Published DateHundreds of climbers from around the country take part in annual ice festival
By Erik Eisele
CONWAY — For many, this weekend is about one thing: the Super Bowl. For them it's wings and nachos and the big game on the big screen.
But not everybody.
Each winter a dedicated cadre of outdoor enthusiasts save this weekend to get as far from the couch as they can. Instead of the game, the first weekend of February is a pilgrimage to the Mount Washington Valley. It's a migration in search something wild: vertical ice.
This Friday, Saturday and Sunday marks the Mount Washington Valley Ice Fest, a climbing festival that draws hundreds of climbers from around the country to North Conway. Participants come to climb on Cathedral Ledge, on Mount Washington and in Crawford Notch. They line up for routes with names like Repentance and Damnation, and then they come back each night to reconnect, share stories, see old friends and meet new ones. It's a tradition that goes back two decades now, and it shows no sign of slowing.
"So many people climb in isolation," said Brad White, the owner of International Mountain Climbing School, which puts on the festival. For one weekend a year, he said, more than 250 people descend on the area, and ice climbing is transformed. Instead of an individual activity or something done with one or two partners, it becomes a shared experience. "It really fosters this huge sense of community," he said.
This weekend is a chance for first-time climbers to meet the superstars of the sport. While football fans will have to be content seeing their favorite players on TV, participants in Ice Fest will get a chance to meet and shake hands with the climbers on the cutting edge. Some of them, like Freddie Wilkinson, Kevin Mahoney and Bayard Russell, have roots right here in the Mount Washington Valley, but Ice Fest draws top athletes from Colorado, Washington, and as far away as the United Kingdom.
"They're really on the cutting edge," White said, and "[participants] get to put a face to all the names.

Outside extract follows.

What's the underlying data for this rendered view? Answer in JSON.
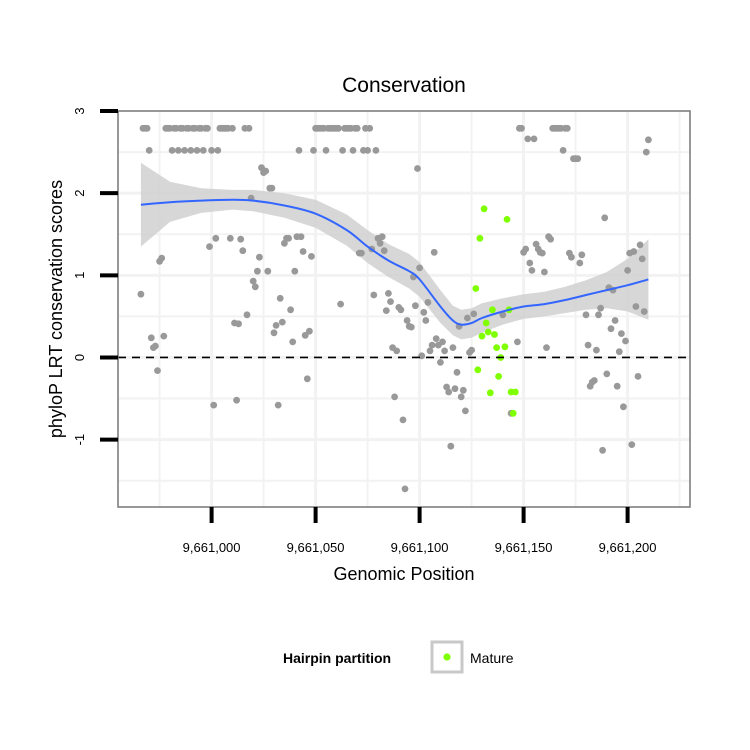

They get to meet all these people."
Not only that, they get to hear about their latest ascents in Alaska, Pakistan, India and Patagonia, and they get to go out climbing with these people — the rough equivalent to spending a day tossing the football around with Joe Flacco.
It's understandably popular, and White says he has people who come again and again. "They show up every year," he said. "I have people who call me in October."
Even record-high temperatures can't derail things. The ice took a beating on Wednesday and Thursday, but "at this point the wheels are in motion," White said. "We're just going to have to pick and choose our locations.
This year more than 70 people are going out with guides on Friday and Sunday. Saturday, meanwhile, is the busiest day — guides are taking 110 people climbing. Some will just be learning how to walk in crampons. Others will be trying to get in as much vertical ice as can be crammed into eight hours. Others will be learning about avalanches, and still others will be practicing skills for traveling on glaciers.
"There's a lot going on," White said, and that doesn't even include the people who skip the clinics but come for the demo gear and the slideshows. "We always add another 50 or 60 who come to the parties."
It's not uncommon to have 250 or 300 people at the evening events, he said.
That's a lot different than the first Ice Fest 20 years ago, according to Rick Wilcox, the owner of International Mountain Equipment.
"It was like, maybe 30 guys," he said. There were 10 guides and at most 40 at the slideshow. But that didn't last. "It grew very quickly," he said.
What is unique, however, is that, although it has grown, many of the people at that first Ice Fest in 1994 (including White) are still involved. Gear has changed, fashions have shifted, even the Old Man in the Mountain has fallen, but the people, the core of what keeps Ice Fest vibrant, remains. Perhaps that is what keeps people coming back.
So if you are on your way to a Super Bowl party this weekend and you happen to pass Cathedral Ledge or drive through Crawford Notch, don't be surprised if you see brightly-colored dots working their way slowly up the ice. It's just the ice climbing Super Bowl. The kickoff was Friday, and the clock won't run out until sometime Sunday afternoon.